Maria, servidora ocupante de cargo em comissão no Município Delta, adotou João Pedro, de 11 anos de idade. Ato contínuo, consultou o regime jurídico único dos servidores públicos municipais e constatou que a licença parental básica, reconhecida aos servidores adotantes, era de noventa dias, período reduzido para trinta dias quando o adotado tivesse mais de 10 anos de idade, isso sem qualquer consideração em relação a possíveis períodos de prorrogação. No entanto, somente faziam jus a essa licença os servidores ocupantes de cargos de provimento efetivo, não aqueles livremente demissíveis pela autoridade competente. À luz da sistemática constitucional, o regime jurídico único dos servidores públicos do Município Delta:
- A)é inconstitucional na parte que restringe a fruição da licença aos ocupantes de cargos de provimento efetivo e estabelece períodos de fruição inferiores ao da licença gestante;
Certa: a regra não pode excluir ocupantes de cargo em comissão e também não pode fixar prazo de licença adotante inferior ao da licença-gestante.

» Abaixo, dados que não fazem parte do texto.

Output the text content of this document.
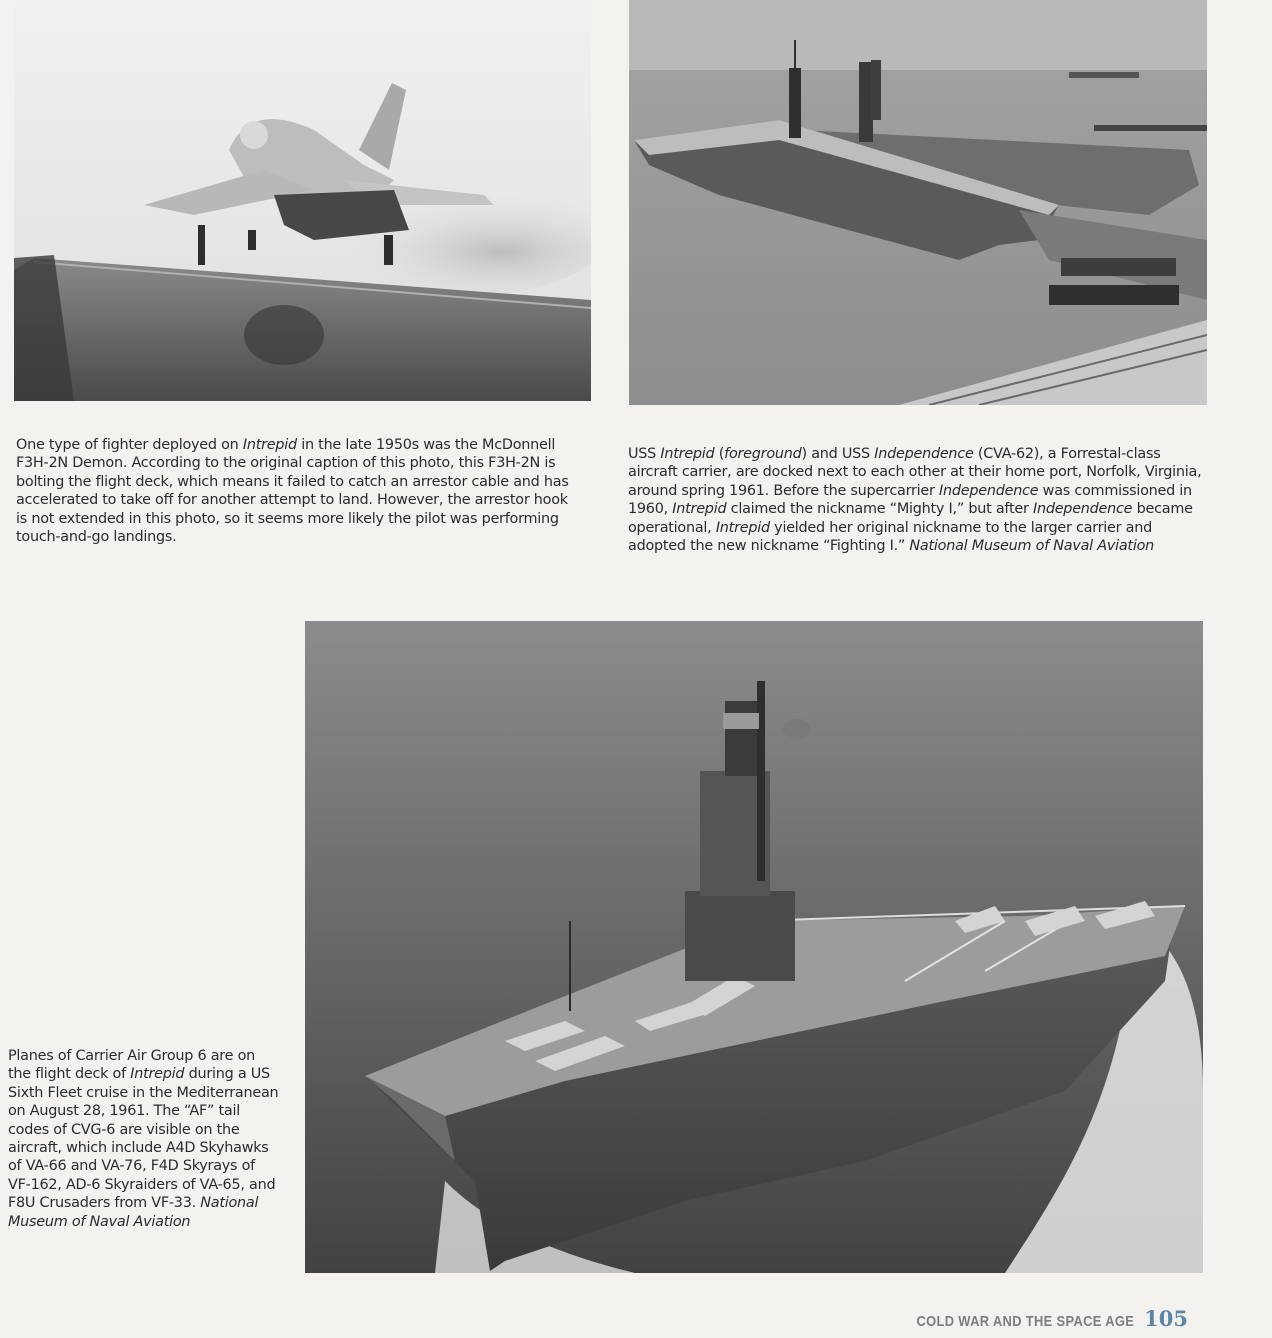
One type of fighter deployed on Intrepid in the late 1950s was the McDonnell F3H-2N Demon. According to the original caption of this photo, this F3H-2N is bolting the flight deck, which means it failed to catch an arrestor cable and has accelerated to take off for another attempt to land. However, the arrestor hook is not extended in this photo, so it seems more likely the pilot was performing touch-and-go landings.

USS Intrepid (foreground) and USS Independence (CVA-62), a Forrestal-class aircraft carrier, are docked next to each other at their home port, Norfolk, Virginia, around spring 1961. Before the supercarrier Independence was commissioned in 1960, Intrepid claimed the nickname “Mighty I,” but after Independence became operational, Intrepid yielded her original nickname to the larger carrier and adopted the new nickname “Fighting I.” National Museum of Naval Aviation

Planes of Carrier Air Group 6 are on the flight deck of Intrepid during a US Sixth Fleet cruise in the Mediterranean on August 28, 1961. The “AF” tail codes of CVG-6 are visible on the aircraft, which include A4D Skyhawks of VA-66 and VA-76, F4D Skyrays of VF-162, AD-6 Skyraiders of VA-65, and F8U Crusaders from VF-33. National Museum of Naval Aviation

COLD WAR AND THE SPACE AGE 105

- B)é inconstitucional apenas na parte em que estabelece o período de fruição de trinta dias quando o adotado tiver mais de 10 anos de idade;
Errada: o vício não está só no prazo de 30 dias, pois também é inconstitucional restringir a licença aos servidores efetivos.
- C)não apresenta qualquer vício de inconstitucionalidade em relação aos servidores que podem fruir a licença e aos respectivos períodos de fruição;
Errada: há, sim, vício de inconstitucionalidade tanto quanto aos destinatários da licença quanto ao tempo de fruição.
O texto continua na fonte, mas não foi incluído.